The Brazilian stock exchange B3 boosted its blockchain integration strategy by announcing a stablecoin and a tokenisation platform.

In El Salvador, Bitso and Tether have joined together to encourage startups and stablecoin-based solutions.

Meanwhile, Bitso Business, Bitso’s B2B branch, reported record results for 2025, forecasting an annualised total payment volume of USD 82 billion—equivalent to the GDP of more than 100 countries—highlighting the rapid popularity of stablecoin-based payments in Latin America.

Brazil’s B3 moves toward a blockchain-integrated market

B3, Brazil’s stock exchange, has revealed plans to launch its own stablecoin in the first half of 2026, as part of a larger effort to grow into cryptoassets and tokenisation.

The effort seeks to combine traditional capital market infrastructure with blockchain-based solutions, with an emphasis on operational efficiency, digital settlement, and increased access to innovative financial products.

B3 sees this project as a critical step toward creating a regulated digital ecosystem that connects traditional and tokenised assets, benefiting both institutional investors and retail users.

The stablecoin will be tied to the Brazilian real and utilised as a settlement instrument in B3’s emerging digital infrastructure, facilitating tokenised asset transactions while decreasing friction and speeding up clearing and settlement processes.

Closely related to this initiative is the launch of B3’s own tokenisation platform, which is scheduled for 2026 and will first focus on listed shares.

With clearer crypto regulations in Brazil and increasing global adoption of real-world asset tokenisation, B3 sees this model as a way to modernise market infrastructure, share liquidity between traditional and digital markets, and strengthen its role in the long-term digital transformation of Brazil’s capital markets.

Bitso and Tether deepen their bet on El Salvador

El Salvador’s collaboration with Bitso and Tether marks a significant step in the country’s mission to become a financial innovation hub in Latin America.

Through a new Memorandum of Understanding, the firms aim to empower Salvadoran entrepreneurs and global startups to build solutions that directly impact the local economy by providing infrastructure, mentorship, and strategic expertise.

As part of the agreement, Bitso will introduce a dedicated ‘El Salvador track’ to The Push—Latin America’s first stablecoin-focused accelerator—during its second edition in the first half of 2026.

Sponsored by Tether, the program will prioritise entrepreneurs based in El Salvador or those addressing local challenges, leveraging the country’s crypto-friendly regulatory environment to drive real-world stablecoin adoption.

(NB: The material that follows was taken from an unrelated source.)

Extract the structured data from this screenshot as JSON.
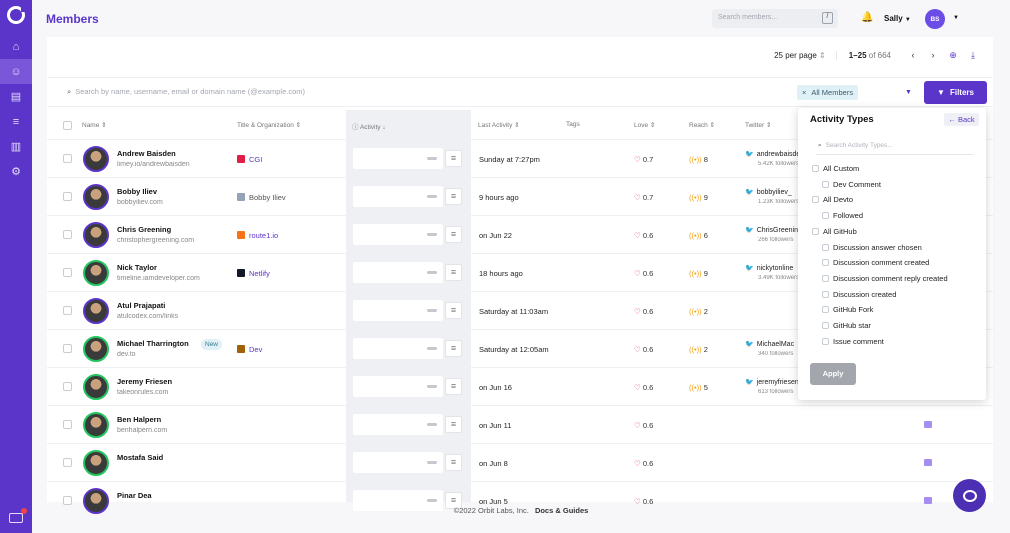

Bitso Business hits record-breaking payment volume in 2025

Bitso’s B2B arm, officially named Bitso Business, has announced record results for 2025 and is on track to process $82 billion in annualized total payment volume (TPV)

Felipe Vallejo, Bitso Mexico’s Corporate Affairs and General Manager, stated that breaking $80 billion is more than a scale milestone; it represents a structural shift in the global financial system toward stablecoin-based solutions.

Bitso Business processes a volume similar to the GDP of over 100 nations, including Costa Rica, Luxembourg, Croatia, and Uruguay, exhibiting the scale of a national economy flowing through the platform.

The company underscored the expanding use of stablecoin payment systems by global enterprises looking for speedier, more transparent, and cost-effective financial infrastructure throughout Latin America.